Even in her last days, with her skin creased and yellowed and her every breath rattling, Lydia’s grandmother was sharp. She never needed much in the way of explanation. In fact, Lydia had always had the eerie sense that whenever something happened in her life, her grandmother understood it well before she did.

“So it didn’t work,” Ruth said. She slumped back against her mountain of pillows, her face freshly lined with exhaustion. “Fine. Take the morphine. He’ll need it more than I do.”

When Ruth had felt satisfied that Case was the right choice—or at least the best one Lydia could possibly make under such fraught circumstances—she had stopped her bitter fight for survival. Lydia had seen her start to give in to the inevitable.

Would she be able to start fighting again, making it through day after day on grim determination alone? Someone Lydia didn’t think so. It would be so hard, almost impossible, to get back to that after you’d had a moment’s relief.

You have to hold on , Lydia wanted to beg her. I don’t know what I’m going to do on my own. I don’t know how to be without him and without you.

But as she rummaged through Ruth’s medical supplies, she bit down on her tongue to keep any of those pleas from coming out.

At some point, wasn’t it cruel to ask her grandmother to keep struggling to live? Even with the morphine, Ruth was sometimes still in a fair bit of pain. She had given her whole life to her pack. Shouldn’t she at least get to have her death be on her terms, whenever she was naturally ready for it?

But that wasn’t what being an alpha was about. Not the way her grandmother had ever handled the job, anyway, and not the way she had raised Lydia to see it. Being an alpha meant always putting yourself second. A distant second. It meant not even having a chance to mourn the man you loved.

Or, in Lydia’s case, mourn the chance to even have a life with the man she ... with someone she had already felt strangely at home with.

She had to put all that aside. Whether or not Ruth was down for the count, she wasn’t. She couldn’t afford to be.

No break. No companionship. No support. No fun.

Lydia locked those thoughts away.
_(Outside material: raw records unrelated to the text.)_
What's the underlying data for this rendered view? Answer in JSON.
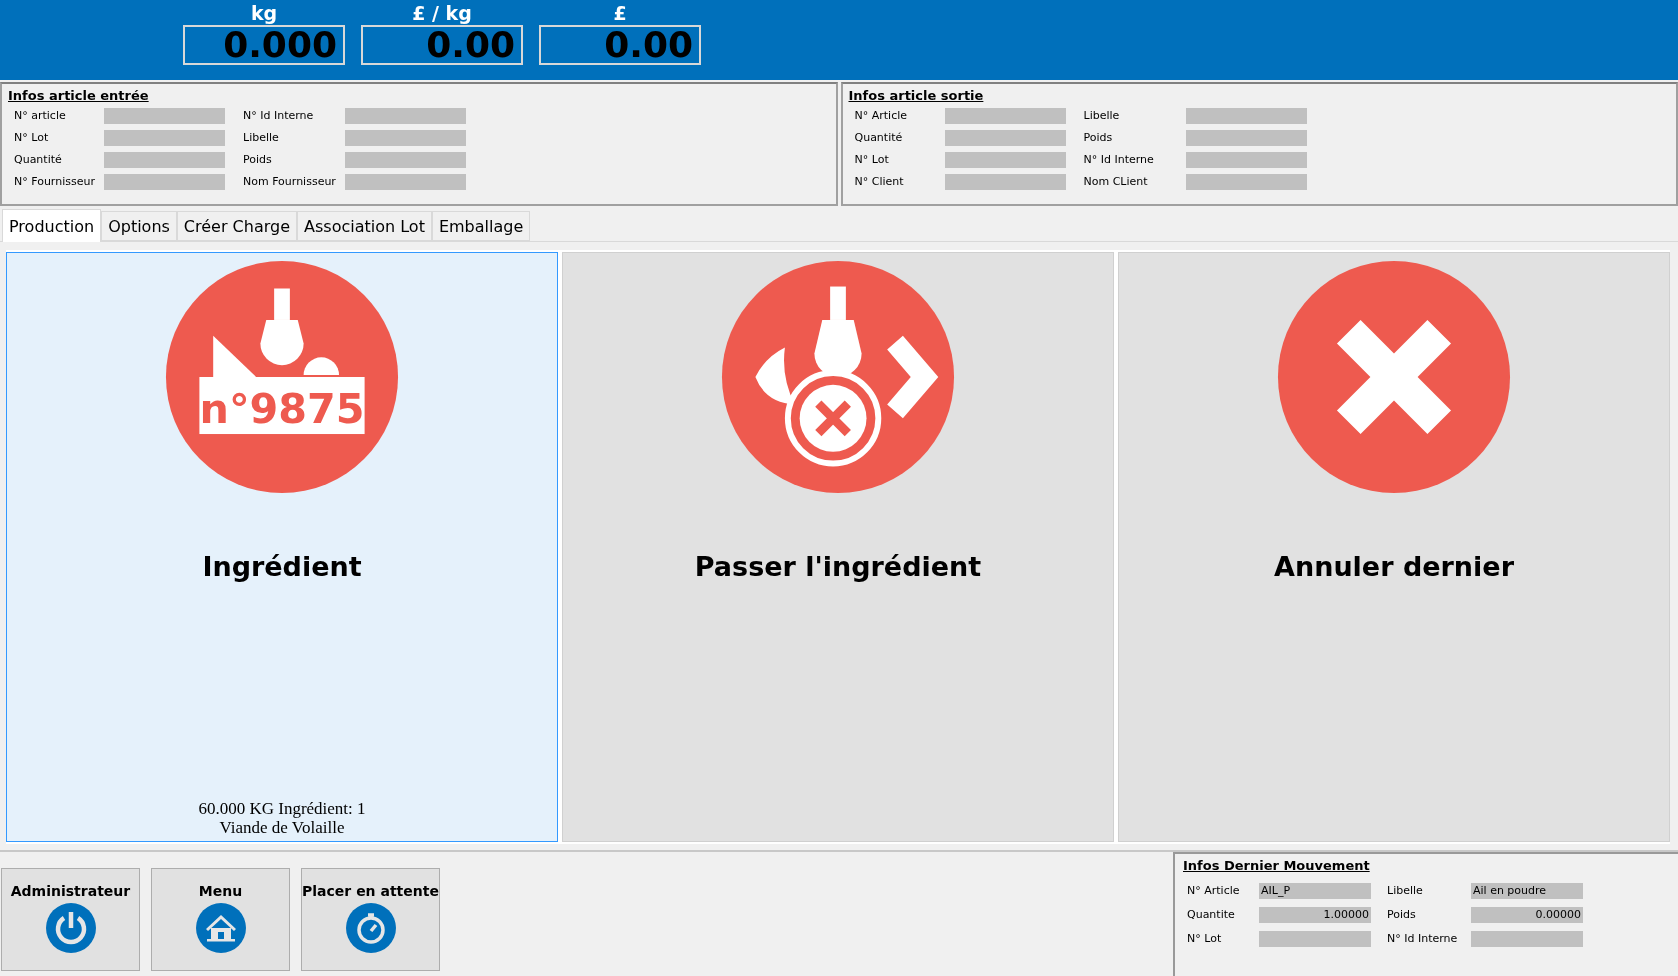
{
  "displays": [
    {
      "unit": "kg",
      "value": "0.000"
    },
    {
      "unit": "£ / kg",
      "value": "0.00"
    },
    {
      "unit": "£",
      "value": "0.00"
    }
  ],
  "info_panels": [
    {
      "title": "Infos article entrée",
      "fields": [
        {
          "label": "N° article"
        },
        {
          "label": "N° Id Interne"
        },
        {
          "label": "N° Lot"
        },
        {
          "label": "Libelle"
        },
        {
          "label": "Quantité"
        },
        {
          "label": "Poids"
        },
        {
          "label": "N° Fournisseur"
        },
        {
          "label": "Nom Fournisseur"
        }
      ]
    },
    {
      "title": "Infos article sortie",
      "fields": [
        {
          "label": "N° Article"
        },
        {
          "label": "Libelle"
        },
        {
          "label": "Quantité"
        },
        {
          "label": "Poids"
        },
        {
          "label": "N° Lot"
        },
        {
          "label": "N° Id Interne"
        },
        {
          "label": "N° Client"
        },
        {
          "label": "Nom CLient"
        }
      ]
    }
  ],
  "tabs": [
    {
      "label": "Production",
      "selected": true
    },
    {
      "label": "Options",
      "selected": false
    },
    {
      "label": "Créer Charge",
      "selected": false
    },
    {
      "label": "Association Lot",
      "selected": false
    },
    {
      "label": "Emballage",
      "selected": false
    }
  ],
  "tiles": [
    {
      "kind": "ingredient",
      "title": "Ingrédient",
      "icon_text": "n°9875",
      "selected": true,
      "footer": [
        "60.000 KG Ingrédient: 1",
        "Viande de Volaille"
      ]
    },
    {
      "kind": "skip",
      "title": "Passer l'ingrédient",
      "selected": false
    },
    {
      "kind": "cancel",
      "title": "Annuler dernier",
      "selected": false
    }
  ],
  "bottom_buttons": [
    {
      "kind": "power",
      "label": "Administrateur"
    },
    {
      "kind": "home",
      "label": "Menu"
    },
    {
      "kind": "timer",
      "label": "Placer en attente"
    }
  ],
  "last_movement": {
    "title": "Infos Dernier Mouvement",
    "fields": [
      {
        "label": "N° Article",
        "value": "AIL_P",
        "kind": "text"
      },
      {
        "label": "Libelle",
        "value": "Ail en poudre",
        "kind": "text"
      },
      {
        "label": "Quantite",
        "value": "1.00000",
        "kind": "number"
      },
      {
        "label": "Poids",
        "value": "0.00000",
        "kind": "number"
      },
      {
        "label": "N° Lot",
        "kind": "text"
      },
      {
        "label": "N° Id Interne",
        "kind": "text"
      }
    ]
  }
}
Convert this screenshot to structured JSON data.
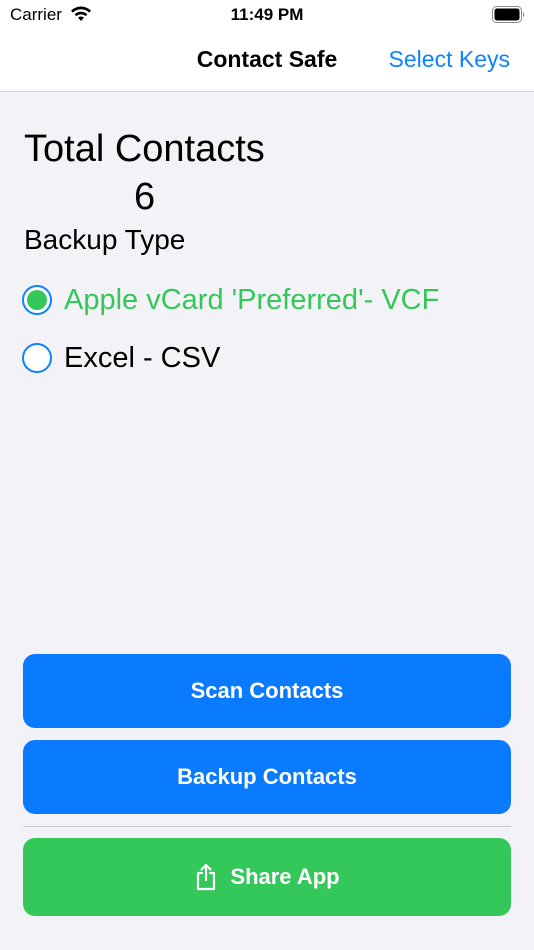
{
  "status_bar": {
    "carrier": "Carrier",
    "time": "11:49 PM",
    "wifi_icon": "wifi-icon",
    "battery_icon": "battery-icon"
  },
  "nav": {
    "title": "Contact Safe",
    "right_button": "Select Keys"
  },
  "summary": {
    "total_label": "Total Contacts",
    "total_count": "6"
  },
  "backup_type": {
    "label": "Backup Type",
    "options": [
      {
        "label": "Apple vCard 'Preferred'- VCF",
        "selected": true
      },
      {
        "label": "Excel - CSV",
        "selected": false
      }
    ]
  },
  "actions": {
    "scan_label": "Scan Contacts",
    "backup_label": "Backup Contacts",
    "share_label": "Share App",
    "share_icon": "share-icon"
  },
  "colors": {
    "accent_blue": "#0a84ff",
    "button_blue": "#0a7bff",
    "green": "#34c759",
    "background": "#f2f2f7"
  }
}
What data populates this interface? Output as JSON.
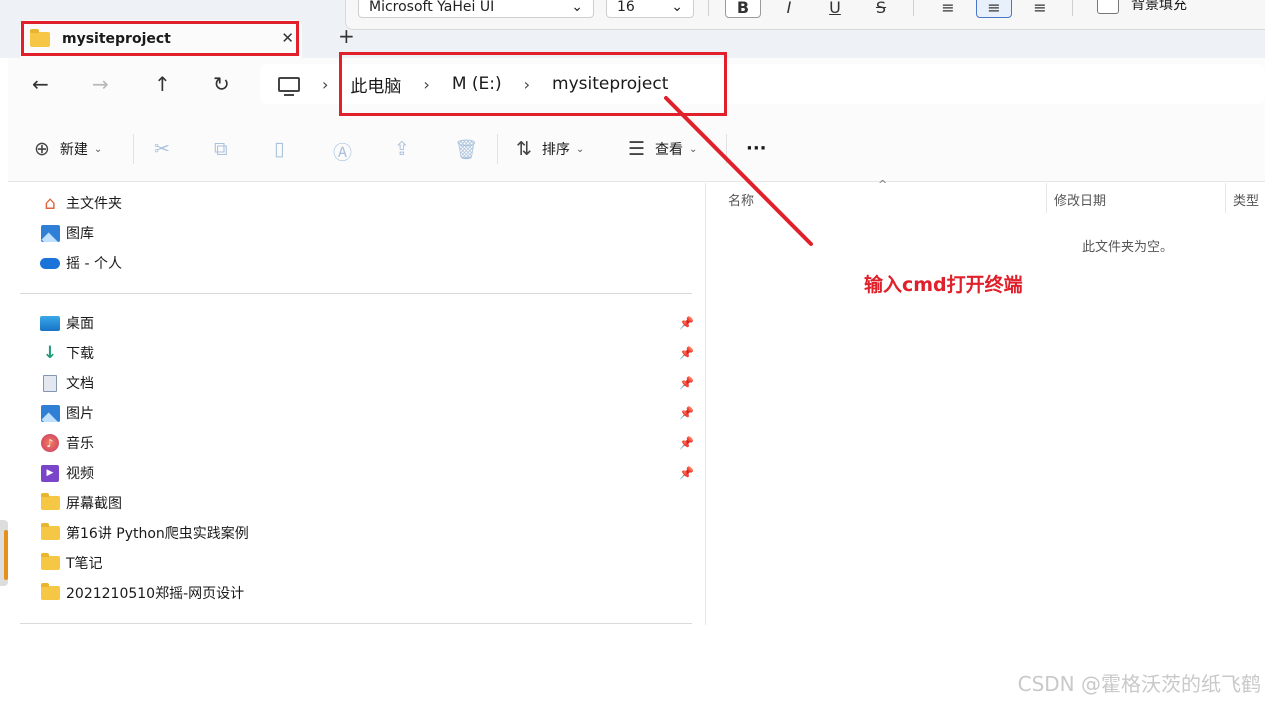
{
  "format_toolbar": {
    "font_name": "Microsoft YaHei UI",
    "font_size": "16",
    "bold_icon": "B",
    "italic_icon": "I",
    "underline_icon": "U",
    "strike_icon": "S",
    "bg_fill_label": "背景填充"
  },
  "tab": {
    "title": "mysiteproject",
    "close": "✕",
    "add": "+"
  },
  "nav": {
    "back": "←",
    "forward": "→",
    "up": "↑",
    "refresh": "↻"
  },
  "breadcrumb": {
    "sep": "›",
    "items": [
      "此电脑",
      "M (E:)",
      "mysiteproject"
    ]
  },
  "commands": {
    "new": "新建",
    "sort": "排序",
    "view": "查看",
    "more": "···"
  },
  "sidebar": {
    "top": [
      {
        "icon": "home-icon",
        "label": "主文件夹"
      },
      {
        "icon": "gallery-icon",
        "label": "图库"
      },
      {
        "icon": "onedrive-icon",
        "label": "摇 - 个人"
      }
    ],
    "pinned": [
      {
        "icon": "desktop-icon",
        "label": "桌面"
      },
      {
        "icon": "download-icon",
        "label": "下载"
      },
      {
        "icon": "document-icon",
        "label": "文档"
      },
      {
        "icon": "pictures-icon",
        "label": "图片"
      },
      {
        "icon": "music-icon",
        "label": "音乐"
      },
      {
        "icon": "video-icon",
        "label": "视频"
      }
    ],
    "folders": [
      {
        "icon": "folder-icon",
        "label": "屏幕截图"
      },
      {
        "icon": "folder-icon",
        "label": "第16讲 Python爬虫实践案例"
      },
      {
        "icon": "folder-icon",
        "label": "T笔记"
      },
      {
        "icon": "folder-icon",
        "label": "2021210510郑摇-网页设计"
      }
    ]
  },
  "columns": {
    "name": "名称",
    "modified": "修改日期",
    "type": "类型"
  },
  "content": {
    "empty_message": "此文件夹为空。"
  },
  "annotation": {
    "text": "输入cmd打开终端",
    "color": "#e0202a"
  },
  "watermark": "CSDN @霍格沃茨的纸飞鹤"
}
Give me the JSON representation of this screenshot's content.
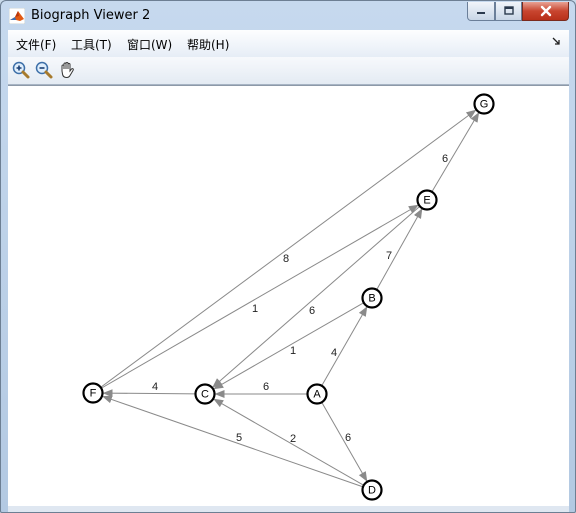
{
  "window": {
    "title": "Biograph Viewer 2"
  },
  "menu": {
    "items": [
      {
        "label": "文件(F)"
      },
      {
        "label": "工具(T)"
      },
      {
        "label": "窗口(W)"
      },
      {
        "label": "帮助(H)"
      }
    ]
  },
  "toolbar": {
    "icons": [
      "zoom-in-icon",
      "zoom-out-icon",
      "pan-hand-icon"
    ]
  },
  "graph": {
    "nodes": [
      {
        "id": "A"
      },
      {
        "id": "B"
      },
      {
        "id": "C"
      },
      {
        "id": "D"
      },
      {
        "id": "E"
      },
      {
        "id": "F"
      },
      {
        "id": "G"
      }
    ],
    "edges": [
      {
        "from": "A",
        "to": "B",
        "weight": "4"
      },
      {
        "from": "A",
        "to": "C",
        "weight": "6"
      },
      {
        "from": "A",
        "to": "D",
        "weight": "6"
      },
      {
        "from": "B",
        "to": "C",
        "weight": "1"
      },
      {
        "from": "B",
        "to": "E",
        "weight": "7"
      },
      {
        "from": "C",
        "to": "F",
        "weight": "4"
      },
      {
        "from": "D",
        "to": "C",
        "weight": "2"
      },
      {
        "from": "D",
        "to": "F",
        "weight": "5"
      },
      {
        "from": "E",
        "to": "C",
        "weight": "6"
      },
      {
        "from": "E",
        "to": "G",
        "weight": "6"
      },
      {
        "from": "F",
        "to": "E",
        "weight": "1"
      },
      {
        "from": "F",
        "to": "G",
        "weight": "8"
      }
    ],
    "colors": {
      "edge": "#8a8a8a",
      "node_border": "#000000",
      "node_fill": "#ffffff"
    }
  }
}
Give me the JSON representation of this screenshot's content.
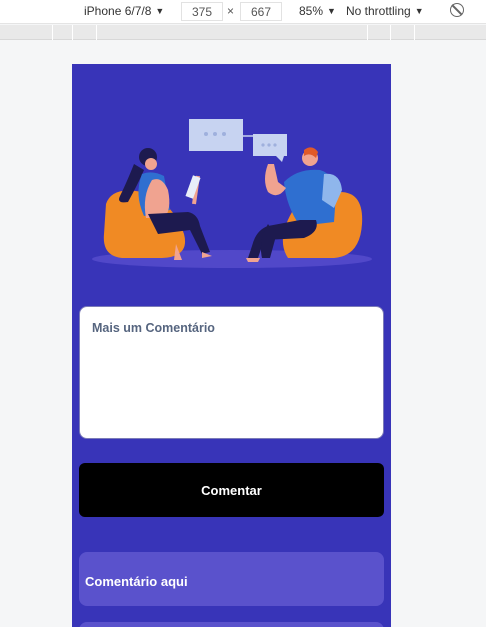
{
  "devtools": {
    "device": "iPhone 6/7/8",
    "width": "375",
    "times": "×",
    "height": "667",
    "zoom": "85%",
    "throttling": "No throttling",
    "caret": "▼"
  },
  "app": {
    "comment_placeholder": "Mais um Comentário",
    "comment_button": "Comentar",
    "comments": [
      "Comentário aqui",
      ""
    ]
  },
  "colors": {
    "background": "#3834b8",
    "card": "#5a52cc",
    "button": "#000000"
  }
}
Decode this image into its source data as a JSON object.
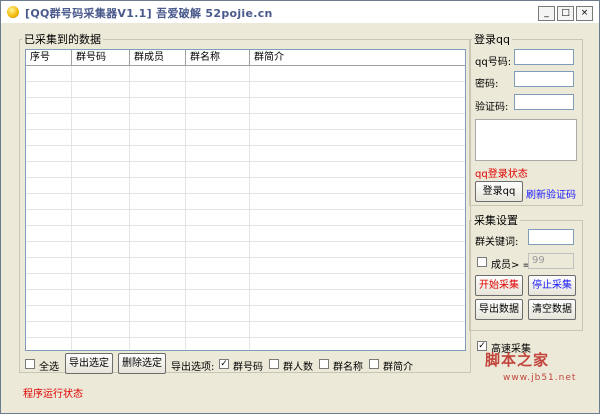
{
  "window": {
    "title": "[QQ群号码采集器V1.1]  吾爱破解 52pojie.cn",
    "controls": {
      "minimize": "_",
      "maximize": "□",
      "close": "×"
    }
  },
  "collected": {
    "legend": "已采集到的数据",
    "columns": [
      "序号",
      "群号码",
      "群成员",
      "群名称",
      "群简介"
    ],
    "rows": []
  },
  "bottom_bar": {
    "select_all": {
      "label": "全选",
      "checked": false
    },
    "export_selected": "导出选定",
    "delete_selected": "删除选定",
    "export_options_label": "导出选项:",
    "options": [
      {
        "label": "群号码",
        "checked": true
      },
      {
        "label": "群人数",
        "checked": false
      },
      {
        "label": "群名称",
        "checked": false
      },
      {
        "label": "群简介",
        "checked": false
      }
    ],
    "run_status": "程序运行状态"
  },
  "login": {
    "legend": "登录qq",
    "qq_label": "qq号码:",
    "password_label": "密码:",
    "captcha_label": "验证码:",
    "status": "qq登录状态",
    "login_button": "登录qq",
    "refresh_captcha": "刷新验证码"
  },
  "settings": {
    "legend": "采集设置",
    "keyword_label": "群关键词:",
    "member_label": "成员> =",
    "member_checked": false,
    "member_value": "99",
    "start_button": "开始采集",
    "stop_button": "停止采集",
    "export_button": "导出数据",
    "clear_button": "清空数据",
    "fast_collect": {
      "label": "高速采集",
      "checked": true
    }
  },
  "watermark": {
    "main": "脚本之家",
    "sub": "www.jb51.net"
  },
  "colors": {
    "red_text": "#e00000",
    "blue_text": "#1a1aff",
    "border": "#7f9db9"
  }
}
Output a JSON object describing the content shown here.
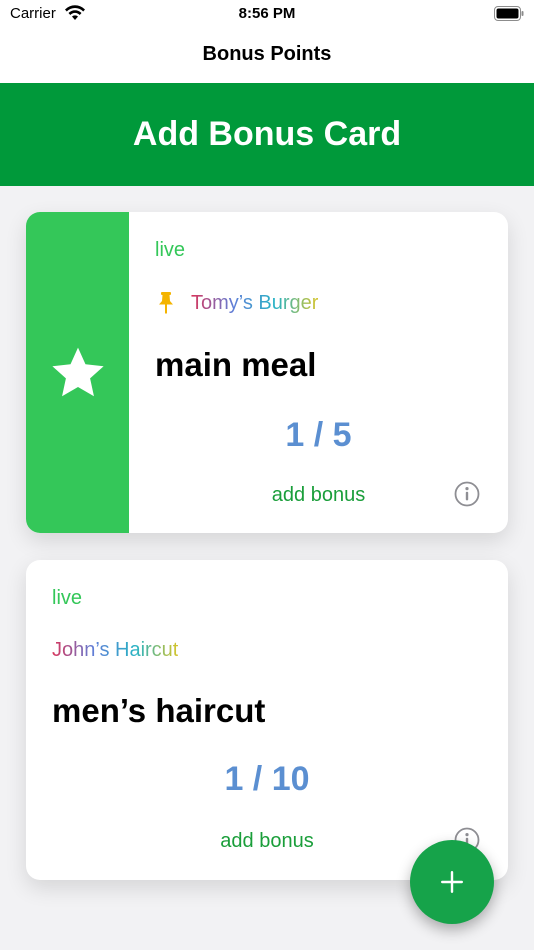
{
  "status_bar": {
    "carrier": "Carrier",
    "time": "8:56 PM"
  },
  "nav": {
    "title": "Bonus Points"
  },
  "banner": {
    "label": "Add Bonus Card"
  },
  "cards": [
    {
      "status": "live",
      "merchant": "Tomy’s Burger",
      "pinned": true,
      "starred": true,
      "title": "main meal",
      "progress": "1 / 5",
      "action": "add bonus"
    },
    {
      "status": "live",
      "merchant": "John’s Haircut",
      "pinned": false,
      "starred": false,
      "title": "men’s haircut",
      "progress": "1 / 10",
      "action": "add bonus"
    }
  ],
  "colors": {
    "brand_green": "#00993a",
    "status_green": "#34c759",
    "progress_blue": "#5b8fd1",
    "fab_green": "#16a34a"
  },
  "icons": [
    "wifi-icon",
    "battery-icon",
    "star-icon",
    "pin-icon",
    "info-icon",
    "plus-icon"
  ]
}
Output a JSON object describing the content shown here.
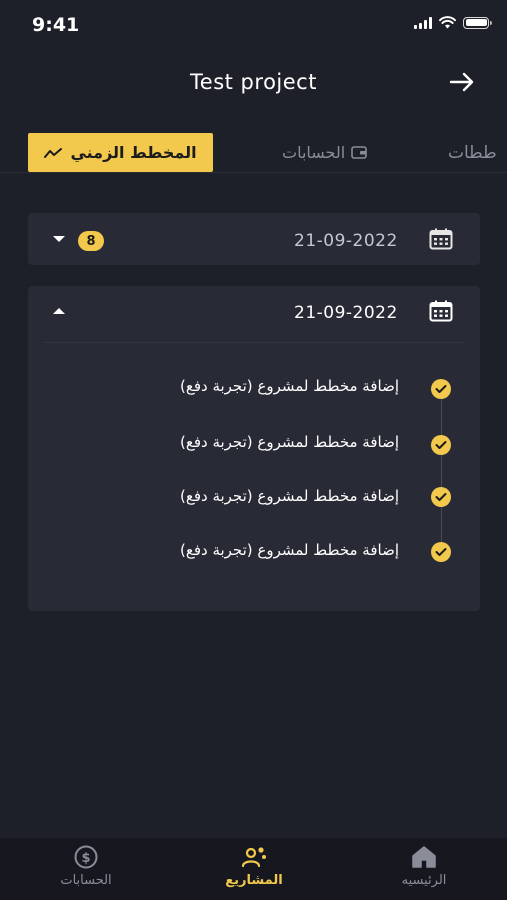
{
  "status_bar": {
    "time": "9:41"
  },
  "header": {
    "title": "Test project"
  },
  "tabs": {
    "timeline": "المخطط الزمني",
    "accounts": "الحسابات",
    "plans": "ططات"
  },
  "collapsed_group": {
    "date": "21-09-2022",
    "count": "8"
  },
  "expanded_group": {
    "date": "21-09-2022",
    "entries": [
      "إضافة مخطط لمشروع (تجربة دفع)",
      "إضافة مخطط لمشروع (تجربة دفع)",
      "إضافة مخطط لمشروع (تجربة دفع)",
      "إضافة مخطط لمشروع (تجربة دفع)"
    ]
  },
  "bottom_nav": {
    "accounts": "الحسابات",
    "projects": "المشاريع",
    "home": "الرئيسيه"
  },
  "colors": {
    "accent": "#f2c94c",
    "background": "#1e2029",
    "card": "#282a35",
    "muted": "#8a8c99"
  }
}
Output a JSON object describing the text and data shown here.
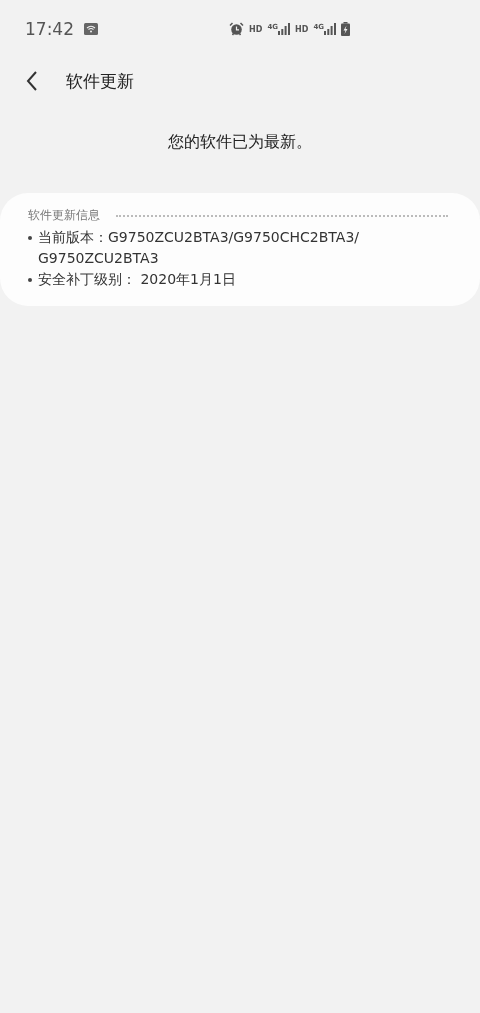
{
  "status_bar": {
    "time": "17:42",
    "sim_1": {
      "hd": "HD",
      "network": "4G"
    },
    "sim_2": {
      "hd": "HD",
      "network": "4G"
    }
  },
  "header": {
    "title": "软件更新"
  },
  "message": "您的软件已为最新。",
  "info_card": {
    "heading": "软件更新信息",
    "items": [
      {
        "lines": [
          "当前版本：G9750ZCU2BTA3/G9750CHC2BTA3/",
          "G9750ZCU2BTA3"
        ]
      },
      {
        "lines": [
          "安全补丁级别： 2020年1月1日"
        ]
      }
    ]
  }
}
She found the morphine and started back toward Case—

Only for all a spike of adrenaline to suddenly surge through her, putting her on high alert.

Someone was here. Someone wrong .

If she’d been in wolf form, she would have picked up on the trespasser long ago. But her senses in this form—even though they were sharper than a normal human’s—were comparatively dull. She couldn’t smell the trespasser at all.

But she could hear him. A lifetime of Mountainview had made her an expert in the ordinary, familiar sound of a fellow pack member coming up to the house. It wasn’t hard to tell the difference between even the shyest approach and this lingering, skulking attitude.

She didn’t need her nose to tell her who was creeping up to her door.

Reeve .

He had the absolute worst timing of anyone she’d ever met, and she couldn’t even tell him so. It would only make him even prouder of himself.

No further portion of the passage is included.